The experimental film opens with the story of Julian (Eric Lockley), a young Black man who has recently inherited his grandmother’s house in West Philadelphia. Inspired by his partner, Gwen (Nozipho Mclean), Julian turns the house into a collective, and it quickly becomes a site of robust intellectual exchange, inspired artistry, joy and humor. Interspersed within these scripted moments is archival footage that looks at the legacy of MOVE, a Black liberation group whose West Philadelphia row home was bombed in 1985 by the Philadelphia police. The attack destroyed 61 homes and killed 11 people. Also included are meditations on Black art, shown through still shots, from the album cover of a recording of “The Autobiography of Frederick Douglass,” as read by Ossie Davis, to a photo of Gwendolyn Brooks.

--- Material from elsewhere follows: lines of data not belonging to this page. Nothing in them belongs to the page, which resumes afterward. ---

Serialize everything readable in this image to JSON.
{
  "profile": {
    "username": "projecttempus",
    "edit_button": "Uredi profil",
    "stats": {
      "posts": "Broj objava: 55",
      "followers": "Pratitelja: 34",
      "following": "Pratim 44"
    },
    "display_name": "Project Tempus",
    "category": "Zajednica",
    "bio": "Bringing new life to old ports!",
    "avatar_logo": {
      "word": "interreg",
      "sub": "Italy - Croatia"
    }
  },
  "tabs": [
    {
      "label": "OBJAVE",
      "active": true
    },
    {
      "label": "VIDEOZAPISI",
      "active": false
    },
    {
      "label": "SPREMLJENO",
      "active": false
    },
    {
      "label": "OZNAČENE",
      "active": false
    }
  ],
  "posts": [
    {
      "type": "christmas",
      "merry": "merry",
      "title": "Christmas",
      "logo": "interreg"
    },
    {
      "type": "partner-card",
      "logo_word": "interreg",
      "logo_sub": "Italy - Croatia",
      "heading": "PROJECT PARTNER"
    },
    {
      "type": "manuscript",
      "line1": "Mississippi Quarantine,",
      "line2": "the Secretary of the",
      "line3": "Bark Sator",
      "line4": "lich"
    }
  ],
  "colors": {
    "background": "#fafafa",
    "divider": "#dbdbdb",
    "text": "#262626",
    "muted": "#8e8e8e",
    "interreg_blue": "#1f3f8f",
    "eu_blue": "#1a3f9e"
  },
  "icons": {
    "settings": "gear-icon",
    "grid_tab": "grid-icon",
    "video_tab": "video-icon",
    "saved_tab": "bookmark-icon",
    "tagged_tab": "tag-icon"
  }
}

“The Inheritance” feels like poetry visualized. Asili remixes Jean-Luc Godard’s style in the 1967 film “La Chinoise” to examine how people form or expand the scope of their own politics and the realities of shared responsibility and communal living. This investigation relies on the surprising ways the film connects the past and the present: Clips of the history-making politician Shirley Chisholm follow a scene in which a character staples a photograph of Chisholm to a wall in the house, and current members of MOVE make appearances at the fictional collective’s meetings to share their testimonies. And although viewers shouldn’t expect easy resolutions, they should anticipate more than one viewing of Asili’s striking film.

The Inheritance
Not rated. Running time: 1 hour 40 minutes. Watch through virtual cinemas.